A friend of the Fentons at Fenton Forest, Mrs Augustus Princep, gave this account when she stayed in 183375.


...the road ended at the church, not very inviting termination to hungry, cold, wet travellers...  I looked in vain for houses...  when a charitable man conducted us over the turf to the inn, which really looked very comfortable, and its accommodation within did not belie its external experience.

The Inn window faced a splendid rock, clothed in every fissure with luxuriant verdure, which hung over the river. Still I could see nothing of a town, or even a village, and no wonder, for, upon enquiring, I found that besides the magistrate’s and the Governors Turriff Lodge which are at some distance, there are but two houses and a half, the third not being completed!  Making seven in all, including the church and the inn.  I forgot to mention the school house...  which  is well attended by children who collect from miles all around.  The Governor’s farm is extremely pretty and rural.  In this hilly country, it is indeed impossible to have other than beautiful views up and down the river;  and Elizabeth Town is advantageously situated in this respect, the ledge of rocks hanging over the river, being of a bolder and more perpendicular character than lower down.

About two miles above, at a place called Bells Terrace, these rocks assume a terrific cast;  the road is cut in the face of them, as it were, hanging between heaven and earth, with 300 feet [91 m] of precipice to the water and no projection between...  frequently huge masses of rock in their decent threaten destruction to the unwary traveller.  Here a ridge of rocks crosses the Derwent, making a little fall...  and arresting the tide, which comes up salt as far as this.

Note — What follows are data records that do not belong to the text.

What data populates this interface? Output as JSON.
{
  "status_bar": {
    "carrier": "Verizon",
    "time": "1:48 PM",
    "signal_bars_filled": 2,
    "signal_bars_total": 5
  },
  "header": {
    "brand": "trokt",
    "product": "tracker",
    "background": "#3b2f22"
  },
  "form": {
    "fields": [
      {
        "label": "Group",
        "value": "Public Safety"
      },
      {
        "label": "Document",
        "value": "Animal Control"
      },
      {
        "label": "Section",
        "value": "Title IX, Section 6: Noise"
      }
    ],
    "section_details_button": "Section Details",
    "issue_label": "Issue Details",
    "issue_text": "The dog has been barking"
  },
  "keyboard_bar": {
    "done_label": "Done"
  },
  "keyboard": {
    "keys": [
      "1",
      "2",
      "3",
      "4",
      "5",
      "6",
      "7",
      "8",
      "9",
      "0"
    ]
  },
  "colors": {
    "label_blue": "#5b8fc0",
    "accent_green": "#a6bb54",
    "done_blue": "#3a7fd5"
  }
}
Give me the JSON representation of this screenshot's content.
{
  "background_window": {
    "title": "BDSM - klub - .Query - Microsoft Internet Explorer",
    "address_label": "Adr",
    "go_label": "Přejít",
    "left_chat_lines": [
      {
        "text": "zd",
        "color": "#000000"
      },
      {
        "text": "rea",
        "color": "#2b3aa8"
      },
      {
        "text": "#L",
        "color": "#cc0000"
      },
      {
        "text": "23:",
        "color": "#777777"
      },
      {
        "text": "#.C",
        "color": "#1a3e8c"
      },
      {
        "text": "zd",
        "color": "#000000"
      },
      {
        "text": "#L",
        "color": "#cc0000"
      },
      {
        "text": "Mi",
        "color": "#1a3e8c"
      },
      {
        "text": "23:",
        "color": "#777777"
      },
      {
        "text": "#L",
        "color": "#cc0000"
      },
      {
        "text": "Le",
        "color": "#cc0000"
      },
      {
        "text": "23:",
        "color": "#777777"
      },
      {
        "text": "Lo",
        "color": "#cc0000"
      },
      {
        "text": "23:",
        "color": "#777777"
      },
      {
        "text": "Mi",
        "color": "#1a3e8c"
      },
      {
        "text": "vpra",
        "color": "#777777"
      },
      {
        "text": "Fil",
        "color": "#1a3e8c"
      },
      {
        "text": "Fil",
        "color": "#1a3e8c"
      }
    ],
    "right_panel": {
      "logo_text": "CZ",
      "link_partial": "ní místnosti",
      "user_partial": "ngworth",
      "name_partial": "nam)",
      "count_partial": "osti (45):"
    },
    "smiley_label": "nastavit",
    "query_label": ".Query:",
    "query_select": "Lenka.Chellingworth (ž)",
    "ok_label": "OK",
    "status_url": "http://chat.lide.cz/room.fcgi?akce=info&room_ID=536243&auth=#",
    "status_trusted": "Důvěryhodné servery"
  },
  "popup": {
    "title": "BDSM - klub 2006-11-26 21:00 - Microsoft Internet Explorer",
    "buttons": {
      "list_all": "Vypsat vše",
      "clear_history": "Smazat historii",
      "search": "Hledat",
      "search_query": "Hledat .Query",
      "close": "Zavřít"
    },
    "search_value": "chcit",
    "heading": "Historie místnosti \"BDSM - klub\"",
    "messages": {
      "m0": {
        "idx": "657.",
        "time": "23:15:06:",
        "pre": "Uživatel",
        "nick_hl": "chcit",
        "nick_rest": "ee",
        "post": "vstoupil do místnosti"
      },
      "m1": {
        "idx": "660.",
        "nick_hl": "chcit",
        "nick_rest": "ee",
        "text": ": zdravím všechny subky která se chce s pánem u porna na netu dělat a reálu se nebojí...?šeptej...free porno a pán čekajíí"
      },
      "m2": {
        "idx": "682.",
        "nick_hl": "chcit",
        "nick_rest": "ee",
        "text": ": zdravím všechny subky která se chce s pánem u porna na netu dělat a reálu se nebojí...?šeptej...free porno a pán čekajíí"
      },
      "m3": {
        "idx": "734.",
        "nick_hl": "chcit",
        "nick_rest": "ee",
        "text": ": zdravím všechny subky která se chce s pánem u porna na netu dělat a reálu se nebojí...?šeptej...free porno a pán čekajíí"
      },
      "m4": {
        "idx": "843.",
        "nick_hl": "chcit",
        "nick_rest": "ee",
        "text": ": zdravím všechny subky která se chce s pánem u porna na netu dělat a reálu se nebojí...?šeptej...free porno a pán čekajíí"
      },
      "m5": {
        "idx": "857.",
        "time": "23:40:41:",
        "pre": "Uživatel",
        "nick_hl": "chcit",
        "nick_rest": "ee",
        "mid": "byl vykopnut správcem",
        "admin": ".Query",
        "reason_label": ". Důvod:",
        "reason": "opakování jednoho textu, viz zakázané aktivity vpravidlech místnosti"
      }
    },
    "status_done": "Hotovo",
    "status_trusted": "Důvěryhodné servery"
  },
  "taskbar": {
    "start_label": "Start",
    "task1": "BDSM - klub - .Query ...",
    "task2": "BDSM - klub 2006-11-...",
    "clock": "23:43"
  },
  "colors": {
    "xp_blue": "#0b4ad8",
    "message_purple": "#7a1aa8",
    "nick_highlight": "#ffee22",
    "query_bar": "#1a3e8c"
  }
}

I went about six miles further... to see a gentleman on his estate and passed over Bell’s Terrace.  I can assure you that my curiosity was perfectly satisfied by one visit to this terrible pass.  I never wish to repeat it till the road is improved (but) the scenery was superb.


The “splendid rock” Mrs Princep mentions was probably the original Pulpit Rock.  This was removed when the railway line was built into the town in 1885, as it was thought too dangerous to leave where it hung above the newly planned line of construction.


12564283.jpg (305413 bytes) Pulpit Rock, Beattie JW (1859—1939) c1890
gardens.jpg (90691 bytes) The gardens of the Bush Inn. Once, the property ran right down to the River Derwent


There have also been other notable visitors to the inn.  In 1837 the wife of Governor Sir John, Lady Franklin, planted a pear tree in the gardens.  Unfortunately, this tree was burnt by vandals in the 1980’s.  Other visitors of late include the composer William Vincent Wallace, in the 1830’s and Dame Nellie Melba in the 1920’s.  Their stories will be told in a separate chapters.  

Hotels are used not only as lodgings and for entertainment, but also for meetings and places for public debate.  And as may be expected with an inn so old, some unusual and also historic meeting have been held at the Bush Inn.  The initial talk of a bridge over the River Derwent at New Norfolk has been mentioned, but there is more to that story and others still to come.